From beginning to end, Richard III is painted in the blackest colours. No gossip is overlooked which may throw a sinister light upon the actions of the prince. It is hinted, not only that he slew Henry VI, but that he was privy to Clarence’s death. The most is made of his deformed body and cunning mind, the least of his policy. If accuracy be sacrificed, the artistic effect is enhanced. The oneness of Richard’s character gives a unity and concentration to the portrait which cannot be overpraised. For the first time in English literature, we come upon a history which is not a mere collection of facts, but a deliberately designed and carefully finished whole. The author has followed the ancient models. He knows how fine an effect is produced by the putting of appropriate speeches in the mouths of his characters. The value of such maxims as sum up a situation and point a moral does not escape him. “Slipper youth must be underpropped with elder counsayle,” says he. And, again: “The desire of a kingdome knoweth no kinred. The brother hath bene the brother’s bane.” Here we have the brevity and the wise commonplace of the Greek chorus. Above all, he proves the finest economy in preparing his effects. The great scene in which Richard arrests lord Hastings opens in a spirit of gentle courtesy. “My Lord,” says the protector to the bishop of Ely,

  • you have very good strawberries at your gardayne in Holberne, I request you let us have a messe of them. Gladly my lord, quod he, woulde God I had some better thing as redy to your pleasure as that.
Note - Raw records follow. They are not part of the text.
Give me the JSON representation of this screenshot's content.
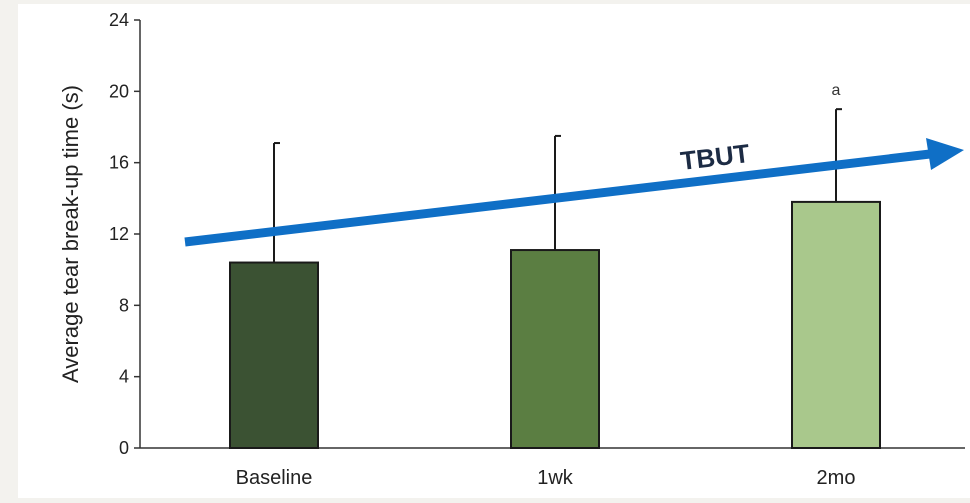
{
  "chart_data": {
    "type": "bar",
    "categories": [
      "Baseline",
      "1wk",
      "2mo"
    ],
    "values": [
      10.4,
      11.1,
      13.8
    ],
    "error_upper": [
      17.1,
      17.5,
      19.0
    ],
    "bar_colors": [
      "#3b5233",
      "#5b7e42",
      "#a9c88c"
    ],
    "significance_labels": [
      "",
      "",
      "a"
    ],
    "ylabel": "Average tear break-up time (s)",
    "xlabel": "",
    "ylim": [
      0,
      24
    ],
    "yticks": [
      0,
      4,
      8,
      12,
      16,
      20,
      24
    ],
    "grid": false,
    "annotation": {
      "text": "TBUT",
      "color": "#0f6fc6",
      "kind": "trend-arrow"
    }
  }
}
  • And then the storm breaks. In brief, the author’s sense of what is picturesque never slumbers. The sketches of the queen and Shore’s wife are drawn by a master. The persistence with which Richard tightens his grasp upon the throne is rendered with the utmost skill. Nor is the sense of proportion ever at fault. You are given the very essence of the tragedy, and so subtle is the design that, at the first reading, it may escape you. The style is marked by a strict economy of words and a constant preference of English before Latin. From beginning to end, there is no trace of flamboyancy or repetition, and, while we applaud the wisdom of the chroniclers who made this history of Richard their own, we cannot but wonder that one and all failed to profit by so fine an example of artistry and restraint.